COVID-19 themed cyber-attacks increased by 114% in Q4 2020 compared to Q3, according to data from the McAfee Threats Report: April 2021. This followed rises of 605% and 240% in Q2 and Q3 2020 respectively, demonstrating that threat actors have continued to leverage the pandemic to target organizations and individuals.
The study, which looked at the evolving threat landscape in the final quarter of 2020, found there was a 10% overall rise in malware detections in Q4 compared to Q3, reaching an average of 648 threats per minute.

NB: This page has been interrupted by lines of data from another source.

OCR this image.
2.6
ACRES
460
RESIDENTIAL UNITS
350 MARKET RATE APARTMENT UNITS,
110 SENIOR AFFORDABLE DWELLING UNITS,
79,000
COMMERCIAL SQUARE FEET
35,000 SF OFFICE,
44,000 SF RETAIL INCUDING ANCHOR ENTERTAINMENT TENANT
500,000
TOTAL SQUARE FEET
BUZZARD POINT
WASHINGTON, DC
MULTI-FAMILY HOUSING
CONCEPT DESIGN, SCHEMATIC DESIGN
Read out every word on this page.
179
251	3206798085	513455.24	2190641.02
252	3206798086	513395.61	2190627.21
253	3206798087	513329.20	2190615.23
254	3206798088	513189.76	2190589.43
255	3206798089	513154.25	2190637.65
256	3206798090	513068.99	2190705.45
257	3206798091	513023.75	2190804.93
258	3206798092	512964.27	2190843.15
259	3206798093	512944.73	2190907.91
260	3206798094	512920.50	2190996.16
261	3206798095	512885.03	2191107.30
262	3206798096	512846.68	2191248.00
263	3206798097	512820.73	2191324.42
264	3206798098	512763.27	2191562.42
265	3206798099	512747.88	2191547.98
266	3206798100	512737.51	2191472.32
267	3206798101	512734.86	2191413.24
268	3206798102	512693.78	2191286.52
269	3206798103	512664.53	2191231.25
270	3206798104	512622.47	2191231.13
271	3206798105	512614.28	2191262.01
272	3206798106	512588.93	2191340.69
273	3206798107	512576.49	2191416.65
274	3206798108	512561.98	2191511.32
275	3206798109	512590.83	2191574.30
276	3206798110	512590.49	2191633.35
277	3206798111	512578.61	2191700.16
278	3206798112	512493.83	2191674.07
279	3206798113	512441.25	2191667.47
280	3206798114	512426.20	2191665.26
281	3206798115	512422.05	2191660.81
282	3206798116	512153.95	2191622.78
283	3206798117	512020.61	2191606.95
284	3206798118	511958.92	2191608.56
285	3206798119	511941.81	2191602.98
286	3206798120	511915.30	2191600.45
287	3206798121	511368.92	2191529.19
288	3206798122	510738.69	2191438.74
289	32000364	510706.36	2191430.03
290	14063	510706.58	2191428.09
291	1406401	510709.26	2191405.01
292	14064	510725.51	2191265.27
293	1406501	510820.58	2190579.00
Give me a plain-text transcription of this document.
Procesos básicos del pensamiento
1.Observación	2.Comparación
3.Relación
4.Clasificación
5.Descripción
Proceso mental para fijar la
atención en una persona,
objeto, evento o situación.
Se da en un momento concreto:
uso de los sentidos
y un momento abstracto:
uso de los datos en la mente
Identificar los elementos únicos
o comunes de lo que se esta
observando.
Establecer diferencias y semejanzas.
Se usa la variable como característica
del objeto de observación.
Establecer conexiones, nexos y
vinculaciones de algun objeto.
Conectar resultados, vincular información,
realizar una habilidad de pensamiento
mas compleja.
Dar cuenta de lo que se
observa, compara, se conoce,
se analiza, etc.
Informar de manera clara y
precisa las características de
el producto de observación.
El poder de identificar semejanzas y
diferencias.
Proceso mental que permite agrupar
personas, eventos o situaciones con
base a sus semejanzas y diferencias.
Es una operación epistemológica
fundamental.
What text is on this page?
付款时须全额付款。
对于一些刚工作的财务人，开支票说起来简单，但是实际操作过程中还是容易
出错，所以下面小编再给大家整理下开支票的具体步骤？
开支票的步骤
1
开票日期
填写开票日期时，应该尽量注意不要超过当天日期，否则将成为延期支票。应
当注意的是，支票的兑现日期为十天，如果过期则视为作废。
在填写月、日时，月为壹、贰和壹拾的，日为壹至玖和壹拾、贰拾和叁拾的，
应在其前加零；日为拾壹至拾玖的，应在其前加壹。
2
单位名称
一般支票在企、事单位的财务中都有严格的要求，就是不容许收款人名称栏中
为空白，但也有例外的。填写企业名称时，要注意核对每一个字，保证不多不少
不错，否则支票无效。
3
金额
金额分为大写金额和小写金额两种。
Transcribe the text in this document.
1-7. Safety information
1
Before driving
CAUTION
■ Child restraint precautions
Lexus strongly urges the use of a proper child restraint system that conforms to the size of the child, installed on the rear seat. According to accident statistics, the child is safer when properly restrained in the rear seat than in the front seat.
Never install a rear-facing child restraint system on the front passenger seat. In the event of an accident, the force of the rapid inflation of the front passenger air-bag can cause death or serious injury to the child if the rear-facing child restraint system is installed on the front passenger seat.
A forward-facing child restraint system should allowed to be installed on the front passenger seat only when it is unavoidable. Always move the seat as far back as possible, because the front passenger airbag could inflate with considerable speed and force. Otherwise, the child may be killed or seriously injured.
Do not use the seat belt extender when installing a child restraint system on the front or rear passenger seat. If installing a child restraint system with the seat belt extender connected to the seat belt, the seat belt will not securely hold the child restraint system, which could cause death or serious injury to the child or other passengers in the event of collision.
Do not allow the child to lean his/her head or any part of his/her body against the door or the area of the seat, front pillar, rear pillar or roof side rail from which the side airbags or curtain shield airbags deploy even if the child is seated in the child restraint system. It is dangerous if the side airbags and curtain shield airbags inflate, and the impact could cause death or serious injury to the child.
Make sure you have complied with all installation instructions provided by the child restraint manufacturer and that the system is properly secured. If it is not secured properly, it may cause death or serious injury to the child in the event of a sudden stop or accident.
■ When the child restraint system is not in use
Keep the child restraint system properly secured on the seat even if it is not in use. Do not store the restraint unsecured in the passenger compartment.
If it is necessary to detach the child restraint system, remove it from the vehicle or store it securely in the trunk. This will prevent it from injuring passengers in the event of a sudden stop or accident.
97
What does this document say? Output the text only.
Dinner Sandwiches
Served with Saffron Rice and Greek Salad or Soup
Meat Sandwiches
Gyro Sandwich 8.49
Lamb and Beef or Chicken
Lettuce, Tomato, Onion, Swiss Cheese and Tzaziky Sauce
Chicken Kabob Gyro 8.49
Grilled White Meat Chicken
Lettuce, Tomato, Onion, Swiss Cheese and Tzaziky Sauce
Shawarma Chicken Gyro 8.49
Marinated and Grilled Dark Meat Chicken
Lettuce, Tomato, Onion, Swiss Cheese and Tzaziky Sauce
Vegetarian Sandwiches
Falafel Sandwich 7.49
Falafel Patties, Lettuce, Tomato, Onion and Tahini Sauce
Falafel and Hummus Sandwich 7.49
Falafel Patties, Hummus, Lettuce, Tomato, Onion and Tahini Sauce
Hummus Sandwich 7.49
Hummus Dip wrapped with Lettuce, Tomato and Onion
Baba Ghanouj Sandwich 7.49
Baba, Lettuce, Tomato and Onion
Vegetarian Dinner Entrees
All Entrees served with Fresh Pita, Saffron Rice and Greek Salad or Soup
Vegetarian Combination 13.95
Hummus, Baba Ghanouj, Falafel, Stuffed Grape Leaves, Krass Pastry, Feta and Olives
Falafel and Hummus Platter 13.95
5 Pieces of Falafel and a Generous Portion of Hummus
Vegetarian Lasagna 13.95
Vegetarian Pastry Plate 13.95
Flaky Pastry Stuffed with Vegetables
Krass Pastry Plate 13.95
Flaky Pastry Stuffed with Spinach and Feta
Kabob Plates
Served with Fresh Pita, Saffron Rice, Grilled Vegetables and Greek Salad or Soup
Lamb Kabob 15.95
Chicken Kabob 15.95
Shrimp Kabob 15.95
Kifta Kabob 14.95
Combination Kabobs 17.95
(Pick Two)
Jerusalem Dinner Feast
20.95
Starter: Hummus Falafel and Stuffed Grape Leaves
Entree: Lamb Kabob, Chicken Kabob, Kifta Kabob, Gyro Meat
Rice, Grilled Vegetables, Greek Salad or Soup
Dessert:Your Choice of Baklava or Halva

There was a particularly large surge in Powershell threats in Q4 compared to Q3, up by 208%, which McAfee said was largely driven by Donoff malware. Additionally, mobile malware grew by 118% quarter-on-quarter, partly due to a growth in SMS Reg samples. The HiddenAds, Clicker, MoqHao, HiddenApp, Dropper and FakeApp strains were the most commonly detected mobile malware families.
There was also a significant increase in ransomware attacks in Q4, up by 69%. This was driven by Cryptodefense, with REvil, Thanos, Ryuk, RansomeXX and Maze groups the most common families detected, according to the data.
The technology sector was heavily targeted during Q4 of 2020, with McAfee observing a 100% rise in publicly reported cyber-incidents against this industry. A similar rate of increase (93%) was seen in the public sector.
This report also highlighted the most common MITRE ATT&CK techniques used by cyber-criminals in Q4. These included System Information Discovery, Obfuscated Files or Information, File and Directory Discovery, Data Encryption for Impact, Stop Services, Process Injection, Process Discovery, Masquerading Techniques and Exploits of Public Facing Applications.
Raj Samani, McAfee fellow and chief scientist commented: “The world—and enterprises—adjusted amidst pandemic restrictions and sustained remote work challenges, while security threats continued to evolve in complexity and increase in volume.
“Though a large percentage of employees grew more proficient and productive in working remotely, enterprises endured more opportunistic COVID-19 related campaigns among a new cast of bad-actor schemes. Furthermore, ransomware and malware targeting vulnerabilities in work-related apps and processes were active and remain dangerous threats capable of taking over networks and data, while costing millions in assets and recovery costs.”